Cosine relations reshape momentum for better training outcomes

COREM: Cosine-Relation Momentum Reshaping with Stateful Writeback

Machine Learning

Summary

Training AI models involves adjusting many settings, called optimizer states, which can be thought of as big matrices. The authors looked at whether the relationships inside these matrices can be better used rather than treating each piece separately. They created a new method called COREM that reshapes the momentum during training by examining how parts of these matrices relate via cosine similarity, then updates the training process based on that. Their tests showed COREM improves model accuracy later in training and uses less compute compared to a similar method called Muon.
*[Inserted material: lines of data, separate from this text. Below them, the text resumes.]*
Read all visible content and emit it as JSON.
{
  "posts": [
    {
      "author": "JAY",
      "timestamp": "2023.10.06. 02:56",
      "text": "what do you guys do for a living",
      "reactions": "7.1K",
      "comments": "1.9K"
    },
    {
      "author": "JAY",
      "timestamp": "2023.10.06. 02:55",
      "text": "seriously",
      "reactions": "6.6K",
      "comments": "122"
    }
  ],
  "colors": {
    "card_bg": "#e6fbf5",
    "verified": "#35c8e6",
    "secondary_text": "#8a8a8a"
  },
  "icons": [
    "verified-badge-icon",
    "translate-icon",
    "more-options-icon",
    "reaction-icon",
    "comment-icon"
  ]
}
What this means in practice

Authors

Yan Wang, Xiaochuan Wang, Yuxiang Sun

Abstract

Matrix-valued optimizer states may contain relational structure that is not captured by treating their entries independently. We study whether relations within matrix-valued optimizer states can be exploited to improve optimization. To this end, we introduce a unit-relation-transform abstraction and instantiate it as COREM, a Cosine-Relation Momentum Reshaping method with stateful writeback. COREM partitions the momentum state into update units, computes cosine relations among them, and uses these relations to reshape the momentum before writing the transformed state back to the optimizer. This stateful mechanism allows the reshaped momentum to affect not only the current update but also future optimization dynamics. We evaluate COREM on CIFAR-10 with an MLP and on enwik8 with a Transformer. Compared with Muon, COREM shows lower early-stage step efficiency but stronger improvement in the mid-to-late stages of training, achieving better final validation performance on CIFAR-10 and comparable final performance on enwik8. Spectral diagnostics on enwik8 show that COREM consistently increases entropy effective rank and reduces the concentration of singular energy in dominant modes, while preserving an anisotropic spectrum. For square matrix updates, COREM requires approximately 13.3% of the transformation FLOPs of Muon with five Newton-Schulz iterations.